Otherwise we are in case 2 or 3:
In case 2 we need to replace with "&" and in 3 with "".
In case 2 group 3 will hold "&" and in case 3 it will hold "" so we can replace with $3 in both these cases.
Here I only capture the TXT{...} part using a match group. This means that although the leading ? or & is replaced it is not in the String found. I you only want the bit between {} then just move the parenthesis.

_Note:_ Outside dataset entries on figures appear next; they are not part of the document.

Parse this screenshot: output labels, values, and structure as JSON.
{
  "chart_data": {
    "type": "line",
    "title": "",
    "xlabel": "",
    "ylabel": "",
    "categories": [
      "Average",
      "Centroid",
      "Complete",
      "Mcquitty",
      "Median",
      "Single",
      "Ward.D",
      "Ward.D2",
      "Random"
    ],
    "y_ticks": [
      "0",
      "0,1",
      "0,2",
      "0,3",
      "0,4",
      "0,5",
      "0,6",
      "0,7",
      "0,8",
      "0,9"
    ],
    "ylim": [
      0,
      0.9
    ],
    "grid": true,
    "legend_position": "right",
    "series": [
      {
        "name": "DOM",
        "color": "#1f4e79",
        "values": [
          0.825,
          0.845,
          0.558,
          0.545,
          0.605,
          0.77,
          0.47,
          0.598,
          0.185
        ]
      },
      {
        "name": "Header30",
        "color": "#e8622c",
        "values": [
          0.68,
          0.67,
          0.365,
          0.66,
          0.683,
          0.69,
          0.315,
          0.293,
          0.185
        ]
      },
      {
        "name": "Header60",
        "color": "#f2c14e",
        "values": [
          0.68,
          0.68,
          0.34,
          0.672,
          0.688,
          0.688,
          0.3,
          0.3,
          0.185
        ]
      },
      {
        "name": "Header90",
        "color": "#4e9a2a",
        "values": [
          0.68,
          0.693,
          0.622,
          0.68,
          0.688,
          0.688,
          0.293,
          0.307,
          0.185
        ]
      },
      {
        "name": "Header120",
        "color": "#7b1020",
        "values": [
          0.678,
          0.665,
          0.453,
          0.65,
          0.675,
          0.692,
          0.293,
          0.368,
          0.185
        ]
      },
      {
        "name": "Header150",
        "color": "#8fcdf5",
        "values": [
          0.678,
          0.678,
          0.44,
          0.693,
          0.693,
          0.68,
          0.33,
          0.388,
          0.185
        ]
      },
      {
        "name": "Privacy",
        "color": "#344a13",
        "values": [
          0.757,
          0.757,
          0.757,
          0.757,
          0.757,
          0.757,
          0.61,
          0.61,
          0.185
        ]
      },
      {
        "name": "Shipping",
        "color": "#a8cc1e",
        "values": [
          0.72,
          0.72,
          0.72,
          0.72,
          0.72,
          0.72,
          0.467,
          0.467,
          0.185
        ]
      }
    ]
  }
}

Note that I reuse the Pattern - you can also reuse the Matcher if performance is a concern. You should always reuse the Pattern as it is (very) expensive to create. Store it in a static final if you can - it's threadsafe, matchers are not. The usual way to do it is to store the Pattern in a static final and then reuse the Matcher in the context of a method.
Also, the use of Matcher.appendReplacement is much more efficient than your current approach as it only needs to process the input once. Your approach parses the string twice.